Ultimately, of course, we choose to see those things we wish to see. Some things we will eventually choose to confront. Others, we may remain blind to all our lives. And is this not simply an example of the human 'imperfection' we do not tolerate in others? The thread that binds us together in our humanity. The reminder that, beneath our carefully chosen clothing, we all consist of flesh and blood and bone. Perhaps it is this knowledge that makes acceptance of our own 'imperfection' so difficult to acknowledge.

Saturday, September 11, 2004

Shallowly Buried Ghosts

How shallowly buried, these ghosts of the past. Summoned awake, six months down the track. One, at the other end of the phone line, proffers caring and the promise of a future visit. I feel moved, more than I might have imagined. The other, following a series of coincidences, comes to see the half-dead 2CV lying in the garage. Brings with him the guitar with which he is inseperably associated. During this unprecedented visit he sits in the bedroom, eyes closed, playing the Flamenco that comes more easily than conversation. The bizarre quality of the event does not pass by me unnoticed. I wonder, did he notice the absence of espresso and bread and olive oil; inferred appreciation for his gift of music? Was he aware I was not actually being inhospitable?

Sunday, September 05, 2004

A Bud Opens Behind My Back

This morning, in the course of my daily routine, I glance up at the dresser in my bedroom. I notice a pale blue arrangement of yellow-tongued petals. An iris bud has opened behind my back. I admit surprise. Thought it had been picked prematurely. Would remain unopened amongst its proud companions. Eventually rot away. Apparently not.

It strikes me as one of life’s mercies. Not simply because energy already spent on development was not wasted. But also, because the opening defied my prognosis. There are times when it is very reassuring to be proved wrong. An almost imperceptible lesson in the fickle nature of improbability.
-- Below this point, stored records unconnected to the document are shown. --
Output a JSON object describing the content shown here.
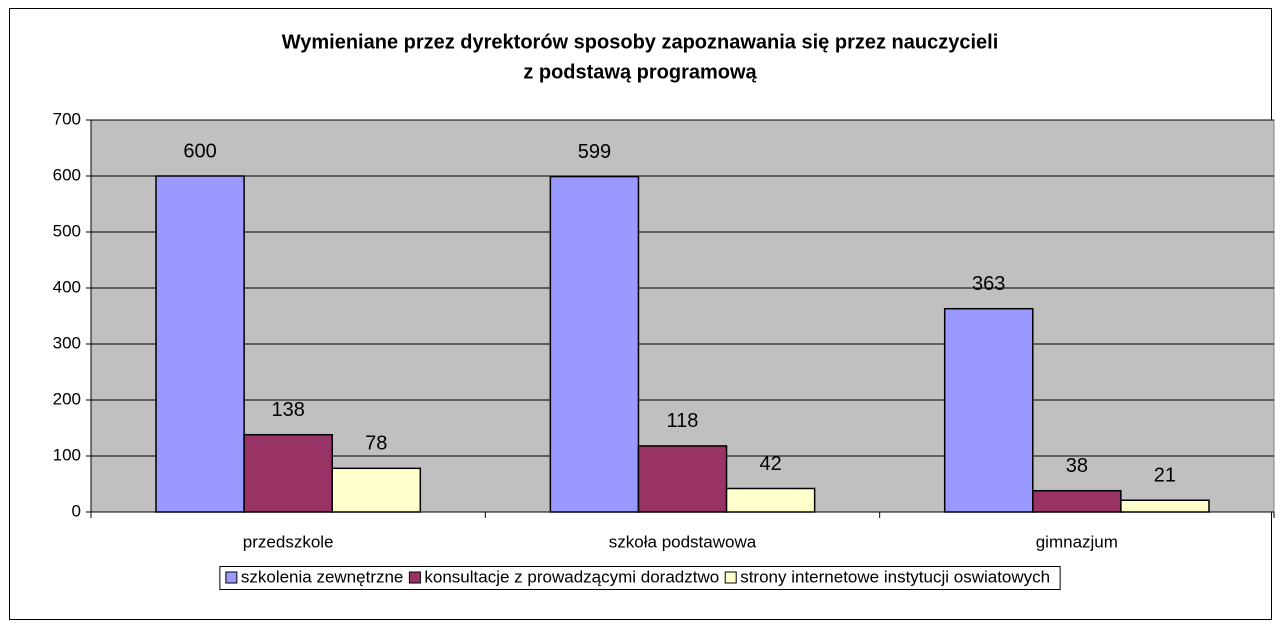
{
  "chart_data": {
    "type": "bar",
    "title": [
      "Wymieniane przez dyrektorów sposoby zapoznawania się przez nauczycieli",
      "z podstawą programową"
    ],
    "categories": [
      "przedszkole",
      "szkoła podstawowa",
      "gimnazjum"
    ],
    "series": [
      {
        "name": "szkolenia zewnętrzne",
        "color": "#9999ff",
        "values": [
          600,
          599,
          363
        ]
      },
      {
        "name": "konsultacje z prowadzącymi doradztwo",
        "color": "#993366",
        "values": [
          138,
          118,
          38
        ]
      },
      {
        "name": "strony internetowe instytucji oswiatowych",
        "color": "#ffffcc",
        "values": [
          78,
          42,
          21
        ]
      }
    ],
    "ylim": [
      0,
      700
    ],
    "yticks": [
      0,
      100,
      200,
      300,
      400,
      500,
      600,
      700
    ],
    "grid": true,
    "legend": "bottom"
  }
}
Friday, September 03, 2004

Swept Into The Dizzyingly Seductive Orbit

It is an interesting exercise to consider a third person observation of events I had only hitherto perceived with inevitable subjectivity. Well, in actual fact, that’s not entirely accurate. I had already commenced working on a retrospective dissection of these events, with the increased objectivity that only distance affords. Still, the view through someone else’s eyes offered another window on a complex puzzle that has only recently begun to unravel and assume greater clarity.

Perhaps what I find most interesting and reassuring about this third person observation, is that it possesses a resonating echo of newly hard won insights. Confirms my own fresh and liberating understanding. While distance affords increased objectivity, it can also veil reality with an opaqueness that is potentially treacherous. Self-deceptive. And I want to avoid that.

(Yes, I too, retrospectively perceived the 'orbit': ‘Bright new toys, swept into the whirling, swirling, dizzyingly seductive orbit and later, spit out when they cease to amuse’).

Wednesday, September 01, 2004

Contemplating Deferral

I feel surprised to be considering deferring my current Counselling Theory paper until February next year. More than a little disappointed in the complete lack of motivation I am experiencing. The vast amount of reading I need to complete before undertaking the next assignment, due in three weeks, leaves me cold. No, worse than that. Leaves me frozen.

It’s not difficult to conjecture about possible causes behind the potent psychological barrier standing between me and completion of another paper. Effortless to berate myself for being simply slack. I’ve worked consistently hard the past twenty months. Potentially, this knowledge could provide the permission I seem to be seeking (from whom I wonder?), in order to take a breather for six months. Equally, it could be fuel for self-flagellation.

A decision to defer seems so significant somehow. It probably isn't. I know that the worst I might suffer as a result of such a decision is a sense of having failed. Whatever that means. Could I live with that? I shall soon find out.